House of Lords gives May third Brexit defeat in one week

House of Lords votes to retain European Charter of Fundamental Rights post-Brexit

British secretary of state for exiting the European Union David Davis: made a brief visit to the Border in Co Armagh on Monday, his first visit since taking up his post. Photograph: Andy Rain/Reuters

British secretary of state for exiting the European Union David Davis: made a brief visit to the Border in Co Armagh on Monday, his first visit since taking up his post. Photograph: Andy Rain/Reuters

 

Theresa May’s government has suffered its third major parliamentary defeat on Brexit in a week, with the House of Lords voting to retain the European Charter of Fundamental Rights after Britain leaves the EU. A total of 316 peers backed the amendment to the EU Withdrawal Bill, with 245 voting against.

Last week, peers passed an amendment calling on the government to explain to parliament what it has done to negotiate “an arrangement which enables the United Kingdom to continue participating in a customs union” with the EU. The government also suffered a defeat last week on a vote to maintain protections for workers, consumers and the environment after Brexit.

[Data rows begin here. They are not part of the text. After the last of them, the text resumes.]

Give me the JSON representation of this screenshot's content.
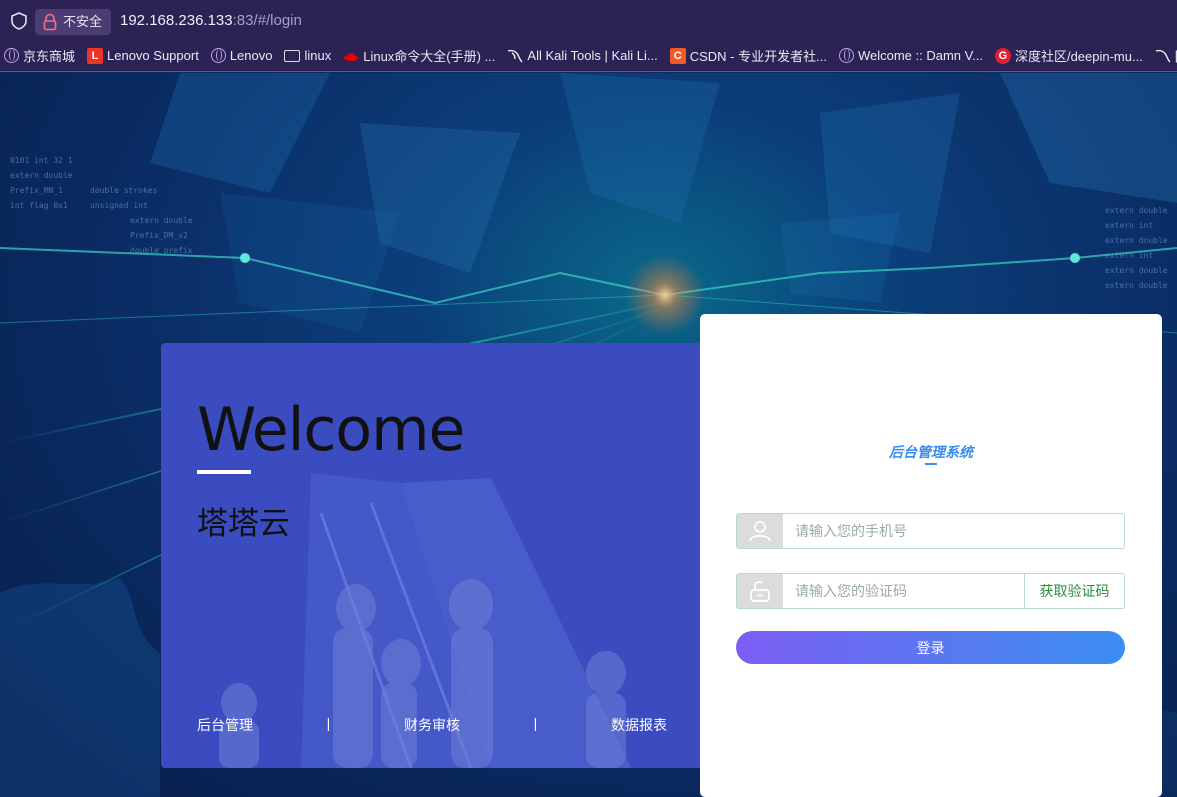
{
  "browser": {
    "security_label": "不安全",
    "url_host": "192.168.236.133",
    "url_rest": ":83/#/login",
    "bookmarks": [
      {
        "label": "京东商城",
        "icon": "globe-icon"
      },
      {
        "label": "Lenovo Support",
        "icon": "lenovo-l-icon"
      },
      {
        "label": "Lenovo",
        "icon": "globe-icon"
      },
      {
        "label": "linux",
        "icon": "folder-icon"
      },
      {
        "label": "Linux命令大全(手册) ...",
        "icon": "redhat-icon"
      },
      {
        "label": "All Kali Tools | Kali Li...",
        "icon": "kali-dragon-icon"
      },
      {
        "label": "CSDN - 专业开发者社...",
        "icon": "csdn-c-icon"
      },
      {
        "label": "Welcome :: Damn V...",
        "icon": "globe-icon"
      },
      {
        "label": "深度社区/deepin-mu...",
        "icon": "gitee-g-icon"
      },
      {
        "label": "[",
        "icon": "kali-dragon-icon"
      }
    ]
  },
  "welcome": {
    "title": "Welcome",
    "subtitle": "塔塔云",
    "tags": [
      "后台管理",
      "|",
      "财务审核",
      "|",
      "数据报表"
    ]
  },
  "login": {
    "brand": "后台管理系统",
    "phone_placeholder": "请输入您的手机号",
    "code_placeholder": "请输入您的验证码",
    "get_code_label": "获取验证码",
    "submit_label": "登录"
  },
  "colors": {
    "accent_start": "#7b5ef2",
    "accent_end": "#3b8ef3",
    "brand": "#3a8ef0",
    "panel": "#3a4cc0"
  }
}
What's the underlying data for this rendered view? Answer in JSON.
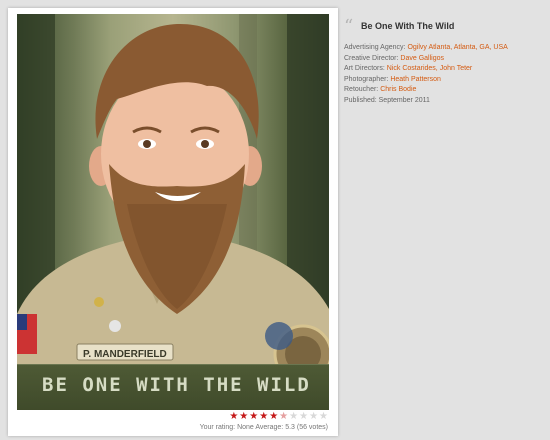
{
  "ad": {
    "banner_text": "BE ONE WITH THE WILD",
    "nametag": "P. MANDERFIELD"
  },
  "rating": {
    "stars": 5.3,
    "max": 10,
    "text": "Your rating: None Average: 5.3 (56 votes)"
  },
  "info": {
    "title": "Be One With The Wild",
    "agency_label": "Advertising Agency:",
    "agency": "Ogilvy Atlanta, Atlanta, GA, USA",
    "cd_label": "Creative Director:",
    "cd": "Dave Galligos",
    "ad_label": "Art Directors:",
    "art_directors": "Nick Costarides, John Teter",
    "photographer_label": "Photographer:",
    "photographer": "Heath Patterson",
    "retoucher_label": "Retoucher:",
    "retoucher": "Chris Bodie",
    "published": "Published: September 2011"
  },
  "icons": {
    "quote": "quote-icon",
    "star": "star-icon"
  },
  "colors": {
    "link": "#d45b12",
    "star": "#c51919"
  }
}
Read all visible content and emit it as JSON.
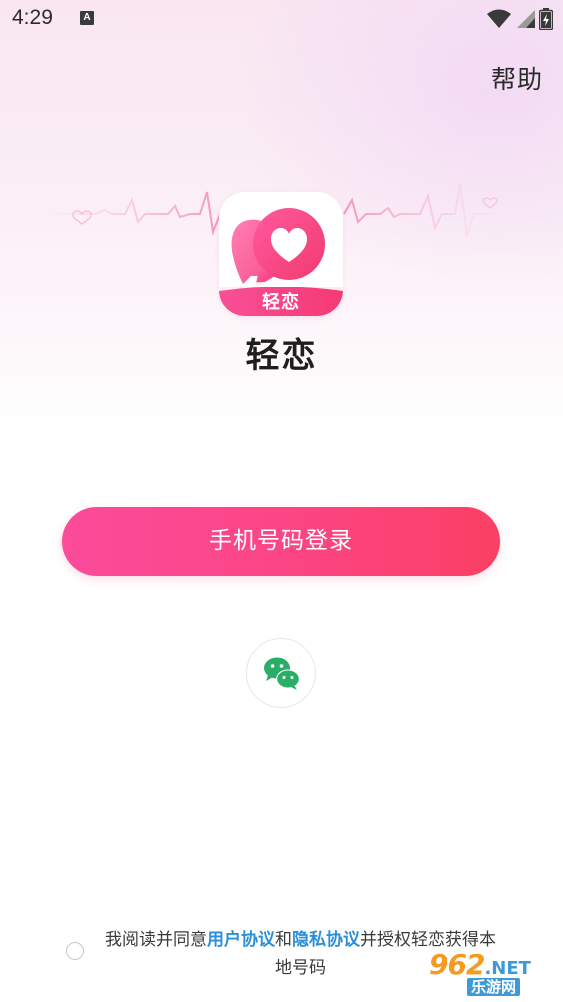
{
  "status_bar": {
    "time": "4:29",
    "notification_icon_letter": "A",
    "icons": [
      "wifi-icon",
      "signal-icon",
      "battery-icon"
    ]
  },
  "header": {
    "help_label": "帮助"
  },
  "app": {
    "logo_badge": "轻恋",
    "name": "轻恋"
  },
  "login": {
    "phone_button_label": "手机号码登录",
    "wechat_icon": "wechat-icon"
  },
  "agreement": {
    "checked": false,
    "prefix": "我阅读并同意",
    "user_agreement_link": "用户协议",
    "conjunction": "和",
    "privacy_link": "隐私协议",
    "suffix": "并授权轻恋获得本地号码"
  },
  "watermark": {
    "brand": "962",
    "domain": ".NET",
    "site_name": "乐游网"
  },
  "colors": {
    "primary_gradient_start": "#fb4b9a",
    "primary_gradient_end": "#fb3f63",
    "link": "#2b8fd9",
    "wechat": "#2aae67"
  }
}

On Thursday morning, MPs will debate a motion calling on the government to seek to remain in a customs union with the EU to avoid a hard border in Ireland.

Downing Street on Monday sought to calm speculation that Ms May could abandon her promise to leave the customs union and the single market when Britain leaves the EU.

“We are leaving the customs union, we will have an independent trade policy and we’ll be free to strike trade deals around the world,” the prime minister’s official spokesman said.

He said the government remained committed to the two alternative customs models it proposed last August, which have been rejected by the EU as impractical. The first, a “customs partnership”, would see Britain collecting tariffs on behalf of the EU for goods entering the country en route to Europe and applying its own tariffs to imported goods destined for the British market.

‘Frictionless’ trade

The second, a “customs arrangement”, envisages technological and administrative measures ensuring that trade with the EU remains frictionless, with additional measures for Northern Ireland such as allowing small traders to operate across the Border unchecked.

“We think both of the options we have put forward can address the issue of the Irish Border and of facilitating smooth customs arrangements with the European Union, ” the spokesman said.

Some Conservative Eurosceptics have called on the government to abandon its proposal for a customs partnership, fearing it could be used as a route towards a customs union. Thursday’s customs union vote in the House of Commons is non-binding and the government has indicated that many of its MPs will not turn up to vote.

Next month, however, will see votes on amendments to two pieces of legislation which would oblige the government to seek to remain in a customs union with the EU.

Brexit secretary David Davis made a brief visit to the Border in Co Armagh on Monday, his first visit since taking up his post in 2016.

Physical infrastructure

“As we leave the EU it’s essential both the UK and EU do what it takes to keep the Border, which I saw this morning, free from physical infrastructure. We are determined to get this agreed by October,” he said.

In a speech on financial services on Monday, international trade secretary Liam Fox said Britain would not only negotiate new trade deals after Brexit but would be free to cut regulation.

“We will work with old allies and new partners across the world, utilising the UK’s economic strength and diplomatic prowess to forge new trading relationships. Ultimately, our task is to remove the unnecessary regulation, bureaucracy and red tape that inhibit the free trade in services. Whatever one’s view on the referendum result, it must be acknowledged that, outside the EU, this country will enjoy a new degree of economic agility,” he said.